The possibility of publication bias was increased by our narrative approach, as the methodological quality of the selected articles was not assessed; however, our research question did not lend itself to a systematic review, and a scoping review would be more focused on analyzing the wide gaps in the literature. This would not have afforded the authors the opportunity to develop a more aggregate view of the subject.
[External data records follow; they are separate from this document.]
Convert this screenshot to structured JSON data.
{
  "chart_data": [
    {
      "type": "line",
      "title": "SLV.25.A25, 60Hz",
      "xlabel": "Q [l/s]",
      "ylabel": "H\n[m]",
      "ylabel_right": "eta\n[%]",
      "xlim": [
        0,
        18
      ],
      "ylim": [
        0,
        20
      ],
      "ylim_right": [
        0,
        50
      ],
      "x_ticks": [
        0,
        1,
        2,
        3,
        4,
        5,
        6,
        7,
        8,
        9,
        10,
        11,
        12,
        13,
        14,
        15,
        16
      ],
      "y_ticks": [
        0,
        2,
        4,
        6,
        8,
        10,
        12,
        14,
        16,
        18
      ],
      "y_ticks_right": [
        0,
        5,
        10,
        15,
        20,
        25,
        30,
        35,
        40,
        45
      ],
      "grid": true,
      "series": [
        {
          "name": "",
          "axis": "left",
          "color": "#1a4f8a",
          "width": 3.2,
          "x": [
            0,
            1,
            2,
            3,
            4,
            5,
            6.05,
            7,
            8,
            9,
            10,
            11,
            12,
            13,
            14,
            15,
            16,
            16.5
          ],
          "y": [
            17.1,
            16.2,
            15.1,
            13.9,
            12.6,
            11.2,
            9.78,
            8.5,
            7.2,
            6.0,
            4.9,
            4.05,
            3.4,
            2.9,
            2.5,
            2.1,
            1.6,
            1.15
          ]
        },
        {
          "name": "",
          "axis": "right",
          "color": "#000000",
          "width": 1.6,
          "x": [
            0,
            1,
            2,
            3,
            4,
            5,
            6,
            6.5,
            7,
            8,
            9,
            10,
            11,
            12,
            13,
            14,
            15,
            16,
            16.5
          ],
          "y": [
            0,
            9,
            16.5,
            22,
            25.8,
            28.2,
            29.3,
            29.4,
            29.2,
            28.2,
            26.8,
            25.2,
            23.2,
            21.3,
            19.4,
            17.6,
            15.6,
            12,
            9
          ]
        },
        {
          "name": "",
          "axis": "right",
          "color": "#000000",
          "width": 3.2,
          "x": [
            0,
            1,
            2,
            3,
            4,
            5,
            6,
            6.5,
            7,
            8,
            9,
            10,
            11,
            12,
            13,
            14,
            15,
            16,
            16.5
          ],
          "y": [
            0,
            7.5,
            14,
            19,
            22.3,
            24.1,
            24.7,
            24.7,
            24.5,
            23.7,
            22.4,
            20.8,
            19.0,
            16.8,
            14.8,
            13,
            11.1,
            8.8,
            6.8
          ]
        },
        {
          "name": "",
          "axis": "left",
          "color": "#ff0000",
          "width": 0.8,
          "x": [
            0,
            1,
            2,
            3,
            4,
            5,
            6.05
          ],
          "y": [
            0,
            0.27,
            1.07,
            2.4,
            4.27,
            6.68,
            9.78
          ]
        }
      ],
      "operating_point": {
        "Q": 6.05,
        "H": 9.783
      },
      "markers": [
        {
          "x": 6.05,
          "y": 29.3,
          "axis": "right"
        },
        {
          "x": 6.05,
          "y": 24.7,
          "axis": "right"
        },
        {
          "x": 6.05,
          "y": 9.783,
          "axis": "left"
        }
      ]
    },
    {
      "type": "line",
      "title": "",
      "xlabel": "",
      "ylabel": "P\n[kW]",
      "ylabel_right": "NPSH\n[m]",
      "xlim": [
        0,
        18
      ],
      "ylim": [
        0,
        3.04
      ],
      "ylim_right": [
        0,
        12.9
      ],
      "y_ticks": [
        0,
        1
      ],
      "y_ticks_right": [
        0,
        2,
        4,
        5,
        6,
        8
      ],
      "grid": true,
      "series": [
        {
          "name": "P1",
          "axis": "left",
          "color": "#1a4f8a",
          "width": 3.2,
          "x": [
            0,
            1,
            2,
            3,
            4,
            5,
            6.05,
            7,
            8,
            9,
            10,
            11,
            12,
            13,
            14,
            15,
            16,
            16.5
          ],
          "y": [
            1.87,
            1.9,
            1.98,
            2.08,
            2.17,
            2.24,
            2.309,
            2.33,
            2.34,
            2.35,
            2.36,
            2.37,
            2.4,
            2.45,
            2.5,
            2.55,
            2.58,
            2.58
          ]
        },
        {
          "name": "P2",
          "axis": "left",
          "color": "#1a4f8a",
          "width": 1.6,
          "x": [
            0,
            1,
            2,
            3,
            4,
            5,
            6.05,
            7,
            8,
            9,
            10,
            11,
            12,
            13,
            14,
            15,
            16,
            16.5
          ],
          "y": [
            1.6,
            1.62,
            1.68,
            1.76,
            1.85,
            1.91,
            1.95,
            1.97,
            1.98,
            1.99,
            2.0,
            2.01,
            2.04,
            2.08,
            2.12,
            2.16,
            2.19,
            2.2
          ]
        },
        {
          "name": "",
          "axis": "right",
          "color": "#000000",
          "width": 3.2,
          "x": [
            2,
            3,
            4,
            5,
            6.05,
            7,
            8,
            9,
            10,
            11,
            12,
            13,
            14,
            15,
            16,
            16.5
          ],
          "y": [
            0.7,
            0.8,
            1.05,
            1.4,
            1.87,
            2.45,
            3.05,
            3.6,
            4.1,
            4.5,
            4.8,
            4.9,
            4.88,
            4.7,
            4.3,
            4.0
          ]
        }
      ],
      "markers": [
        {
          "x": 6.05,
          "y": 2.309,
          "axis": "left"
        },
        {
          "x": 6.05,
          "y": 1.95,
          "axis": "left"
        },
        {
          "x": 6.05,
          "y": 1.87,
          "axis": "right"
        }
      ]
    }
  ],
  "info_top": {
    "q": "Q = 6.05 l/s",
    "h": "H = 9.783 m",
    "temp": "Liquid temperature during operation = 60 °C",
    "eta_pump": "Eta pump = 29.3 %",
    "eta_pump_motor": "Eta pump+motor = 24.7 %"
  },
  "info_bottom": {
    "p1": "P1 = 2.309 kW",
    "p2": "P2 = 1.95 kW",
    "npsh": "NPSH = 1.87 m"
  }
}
Furthermore, search literature on which we based this review spanned about 10 years. Some countries would have improved their trauma systems since the publication of some of these articles. Unpublished improvements could not be addressed in this review; however, authors working in various countries gave context. Despite reviewers carrying out a multi-lingual search, this review may also have been anglophone-country focused. More contexts are needed from Francophone sub-Saharan Africa.

Conclusion

South Africa with its long history of trauma associations, trauma conferences, and injury legislation hosts the highest number of trauma centers and the largest number and spread of ambulance services; however, functional prehospital trauma care still favors only the well insured, and there is no national registry. In contrast, most other SSA countries have underdeveloped trauma systems. Inequity in access can be reduced by prehospital initiatives, as used in Ghana, and community-based insurance, as modelled by Rwanda. Across SSA, the largest geographical gaps in trauma care are presumably in central Africa, francophone West Africa, and conflict regions of East Africa.

Consistent in the SSA narrative is the rural–urban disparity in trauma care access and the disadvantage of the poor. On a continent where much of the population is in the pediatric age group, significant disparities also exist between adult and pediatric trauma care. Most research focused on disparities has emerged from South Africa probably because of its highly racialized society and history of apartheid coupled with its advanced trauma care capacities. Even in the absence of racial issues, many other SSA nations need to critically assess and document equity in access to trauma care. Recognition of these disparities should drive creative equitable solutions and focused interventions, partnerships, accompaniment, and action.